[v2] UBUNTU: SAUCE: shiftfs: prevent lower dentries from going negative during unlink

BugLink: https://bugs.launchpad.net/bugs/1860041

All non-special files (For shiftfs this only includes fifos and - for
this case - unix sockets - since we don't allow character and block
devices to be created.) go through shiftfs_open() and have their dentry
pinned through this codepath preventing it from going negative. But
fifos don't use the shiftfs fops but rather use the pipefifo_fops which
means they do not go through shiftfs_open() and thus don't have their
dentry pinned that way.

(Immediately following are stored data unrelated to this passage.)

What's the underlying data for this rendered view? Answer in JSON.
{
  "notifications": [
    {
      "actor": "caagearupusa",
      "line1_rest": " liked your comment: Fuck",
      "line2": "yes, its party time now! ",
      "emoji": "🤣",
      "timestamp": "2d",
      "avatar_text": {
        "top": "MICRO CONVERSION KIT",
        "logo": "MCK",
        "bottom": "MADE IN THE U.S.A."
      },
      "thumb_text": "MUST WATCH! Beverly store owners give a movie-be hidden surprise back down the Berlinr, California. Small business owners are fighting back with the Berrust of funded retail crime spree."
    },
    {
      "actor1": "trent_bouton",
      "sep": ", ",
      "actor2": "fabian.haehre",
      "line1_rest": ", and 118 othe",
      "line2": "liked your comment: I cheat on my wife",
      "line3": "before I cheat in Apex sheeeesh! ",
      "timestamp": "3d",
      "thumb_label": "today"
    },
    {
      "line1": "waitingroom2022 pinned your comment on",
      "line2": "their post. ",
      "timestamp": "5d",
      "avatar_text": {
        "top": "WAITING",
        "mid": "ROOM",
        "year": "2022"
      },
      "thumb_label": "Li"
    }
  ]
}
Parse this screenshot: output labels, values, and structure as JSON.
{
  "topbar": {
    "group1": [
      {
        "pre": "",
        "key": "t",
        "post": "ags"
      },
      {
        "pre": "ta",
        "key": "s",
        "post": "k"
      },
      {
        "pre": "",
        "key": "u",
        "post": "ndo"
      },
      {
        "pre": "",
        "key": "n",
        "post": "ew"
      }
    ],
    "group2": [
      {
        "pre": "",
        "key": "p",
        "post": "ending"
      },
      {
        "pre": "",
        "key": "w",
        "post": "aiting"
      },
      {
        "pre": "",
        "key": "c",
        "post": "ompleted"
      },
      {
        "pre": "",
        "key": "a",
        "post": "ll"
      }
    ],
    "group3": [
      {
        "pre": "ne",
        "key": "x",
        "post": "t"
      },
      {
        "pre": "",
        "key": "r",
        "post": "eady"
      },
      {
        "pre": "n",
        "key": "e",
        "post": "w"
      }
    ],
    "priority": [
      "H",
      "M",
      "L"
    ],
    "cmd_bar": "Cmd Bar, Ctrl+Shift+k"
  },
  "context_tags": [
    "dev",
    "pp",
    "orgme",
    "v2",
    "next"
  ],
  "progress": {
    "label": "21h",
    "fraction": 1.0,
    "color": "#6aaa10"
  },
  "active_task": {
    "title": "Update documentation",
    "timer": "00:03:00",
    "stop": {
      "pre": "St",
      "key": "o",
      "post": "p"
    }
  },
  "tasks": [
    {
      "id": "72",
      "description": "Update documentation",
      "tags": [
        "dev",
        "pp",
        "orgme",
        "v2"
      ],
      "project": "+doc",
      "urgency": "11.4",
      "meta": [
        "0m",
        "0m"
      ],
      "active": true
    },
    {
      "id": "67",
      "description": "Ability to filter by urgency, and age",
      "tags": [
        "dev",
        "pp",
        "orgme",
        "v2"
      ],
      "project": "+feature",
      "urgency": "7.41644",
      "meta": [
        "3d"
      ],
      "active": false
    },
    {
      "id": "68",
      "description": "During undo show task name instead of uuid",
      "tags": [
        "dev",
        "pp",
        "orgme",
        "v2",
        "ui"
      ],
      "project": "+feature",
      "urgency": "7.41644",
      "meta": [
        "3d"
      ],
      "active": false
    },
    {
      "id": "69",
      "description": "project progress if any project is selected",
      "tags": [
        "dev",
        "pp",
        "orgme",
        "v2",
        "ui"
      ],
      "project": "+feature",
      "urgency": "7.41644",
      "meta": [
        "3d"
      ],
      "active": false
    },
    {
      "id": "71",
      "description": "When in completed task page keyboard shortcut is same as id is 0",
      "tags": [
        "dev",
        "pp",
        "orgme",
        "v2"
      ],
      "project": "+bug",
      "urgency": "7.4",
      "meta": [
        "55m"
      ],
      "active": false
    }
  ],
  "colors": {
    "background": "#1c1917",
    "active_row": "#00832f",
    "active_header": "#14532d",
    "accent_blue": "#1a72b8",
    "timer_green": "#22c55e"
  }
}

Thus, the lower dentries for such files can go
negative on unlink causing segfaults. The following C program can be
used to reproduce the crash:

 #include <stdio.h>
 #include <fcntl.h>
 #include <unistd.h>
 #include <sys/types.h>
 #include <sys/stat.h>
 #include <unistd.h>
 #include <stdlib.h>

 int main(int argc, char *argv[])
 {
        struct stat stat;

        unlink("./bbb");

        int ret = mknod("./bbb", S_IFIFO|0666, 0);
        if (ret < 0)
                exit(1);

        int fd = open("./bbb", O_RDWR);
        if (fd < 0)
                exit(2);

        if (unlink("./bbb"))
                exit(4);

        fstat(fd, &stat);

        return 0;
 }

Similar to ecryptfs we need to dget() the lower dentry before calling
vfs_unlink() on it and dput() it afterwards.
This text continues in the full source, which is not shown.